Central leader pruning is where there is one main trunk with whorls of branches that start 70–90cm above the ground and then around every 50cm up the trunk, with the shape of a Christmas tree. This allows maximum light penetration of the fruit tree. It can be used on apples and pears. Modified central leaders are recommended for trees that have no branches when planted. It is again recommended for both apples and pears, and for fruit that grows on spurs, which produces a stubby growth on horizontal branches.


Espalier trees are trained to grow against a wall that is north-facing, and can also be trained between posts with wire supports. This is a great way to grow fruit trees if you have minimal space, though it does require more work. Tie the branches from both sides to the support wires with soft fabric to help train the branches. Cut back any branches in between the wires that will not be trained. Cut off the top part of the tree to encourage the energy to be diverted to your trained branches instead. As the branch grows, continue to train it along the wire.

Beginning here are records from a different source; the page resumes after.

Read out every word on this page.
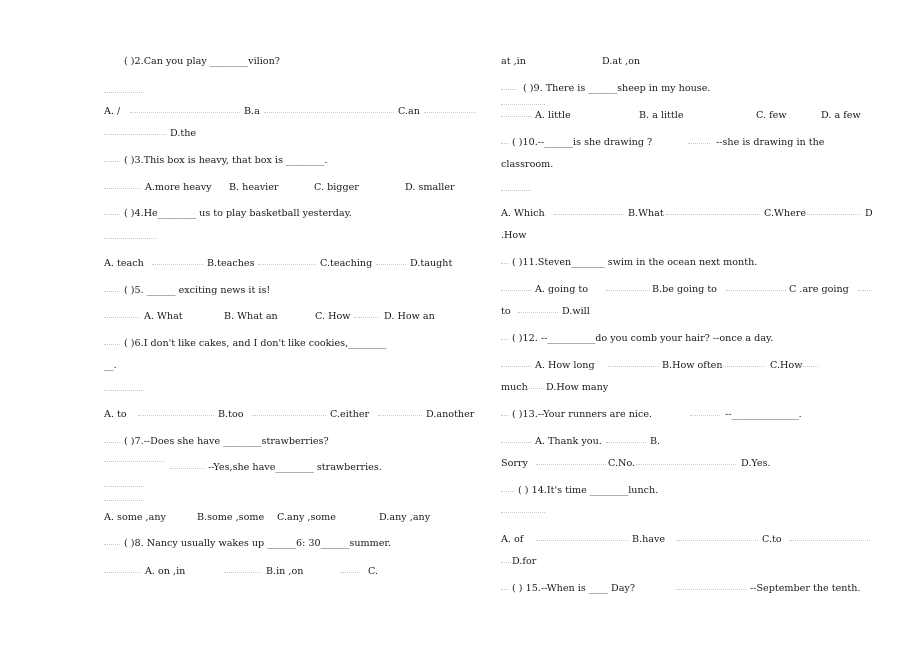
( )2.Can you play ________vilion?
A. /	B.a	C.an
D.the
( )3.This box is heavy, that box is ________.
A.more heavy B. heavier	C. bigger	D. smaller
( )4.He________ us to play basketball yesterday.
A. teach	B.teaches	C.teaching	D.taught
( )5. ______ exciting news it is!
A. What	B. What an	C. How	D. How an
( )6.I don't like cakes, and I don't like cookies,________
__.
A. to	B.too	C.either	D.another
( )7.--Does she have ________strawberries?
--Yes,she have________ strawberries.
A. some ,any	B.some ,some C.any ,some	D.any ,any
( )8. Nancy usually wakes up ______6: 30______summer.
A. on ,in	B.in ,on	C.
at ,in	D.at ,on
( )9. There is ______sheep in my house.
A. little	B. a little	C. few	D. a few
( )10.--______is she drawing ?	--she is drawing in the
classroom.
A. Which	B.What	C.Where	D
.How
( )11.Steven_______ swim in the ocean next month.
A. going to	B.be going to	C .are going
to	D.will
( )12. --__________do you comb your hair? --once a day.
A. How long	B.How often	C.How
much D.How many
( )13.--Your runners are nice.	--______________.
A. Thank you.	B.
Sorry	C.No.	D.Yes.
( ) 14.It's time ________lunch.
A. of	B.have	C.to
D.for
( ) 15.--When is ____ Day?	--September the tenth.
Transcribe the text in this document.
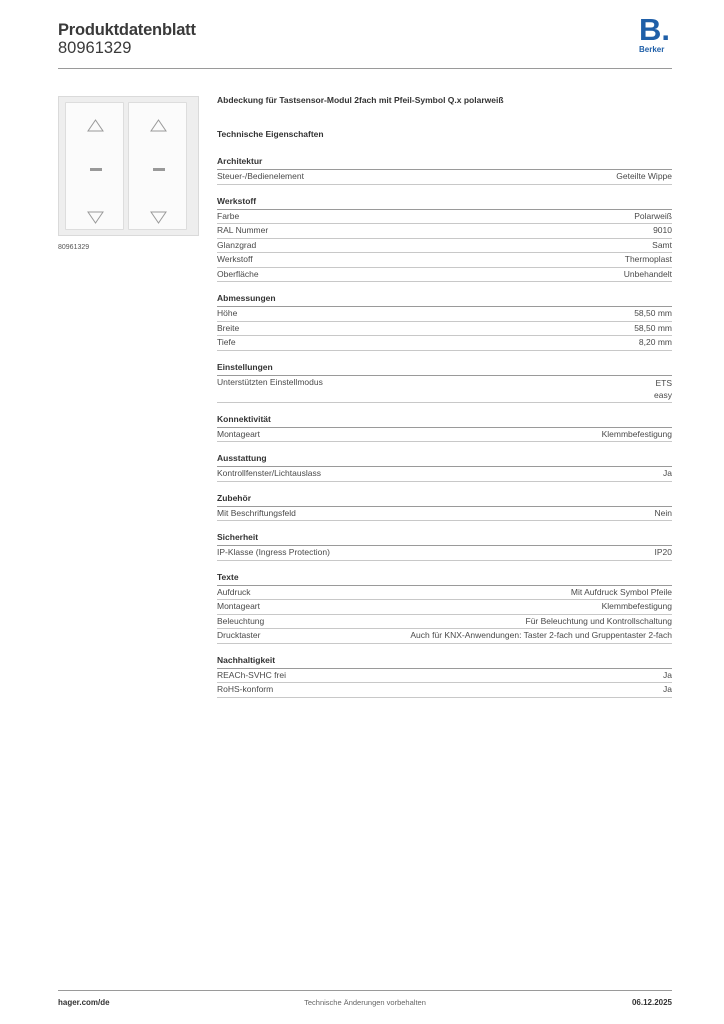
Produktdatenblatt
80961329
B.
Berker
80961329
Abdeckung für Tastsensor-Modul 2fach mit Pfeil-Symbol Q.x polarweiß
Technische Eigenschaften
Architektur
Steuer-/Bedienelement	Geteilte Wippe
Werkstoff
Farbe	Polarweiß
RAL Nummer	9010
Glanzgrad	Samt
Werkstoff	Thermoplast
Oberfläche	Unbehandelt
Abmessungen
Höhe	58,50 mm
Breite	58,50 mm
Tiefe	8,20 mm
Einstellungen
Unterstützten Einstellmodus	ETS
easy
Konnektivität
Montageart	Klemmbefestigung
Ausstattung
Kontrollfenster/Lichtauslass	Ja
Zubehör
Mit Beschriftungsfeld	Nein
Sicherheit
IP-Klasse (Ingress Protection)	IP20
Texte
Aufdruck	Mit Aufdruck Symbol Pfeile
Montageart	Klemmbefestigung
Beleuchtung	Für Beleuchtung und Kontrollschaltung
Drucktaster	Auch für KNX-Anwendungen: Taster 2-fach und Gruppentaster 2-fach
Nachhaltigkeit
REACh-SVHC frei	Ja
RoHS-konform	Ja
hager.com/de	Technische Änderungen vorbehalten	06.12.2025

There are different types of espalier techniques, including a cordon shape, U shape, oblique, and fan shape. Espalier peaches, nectarines, apples and apricots.

Open vase

The open vase shape is where the leader is removed with three to five main branches below that develop as the tree grows. This allows for light penetration into the tree and enables easier harvesting. This pruning form is best for stone fruit (nectarines, peaches, plums and nectarines).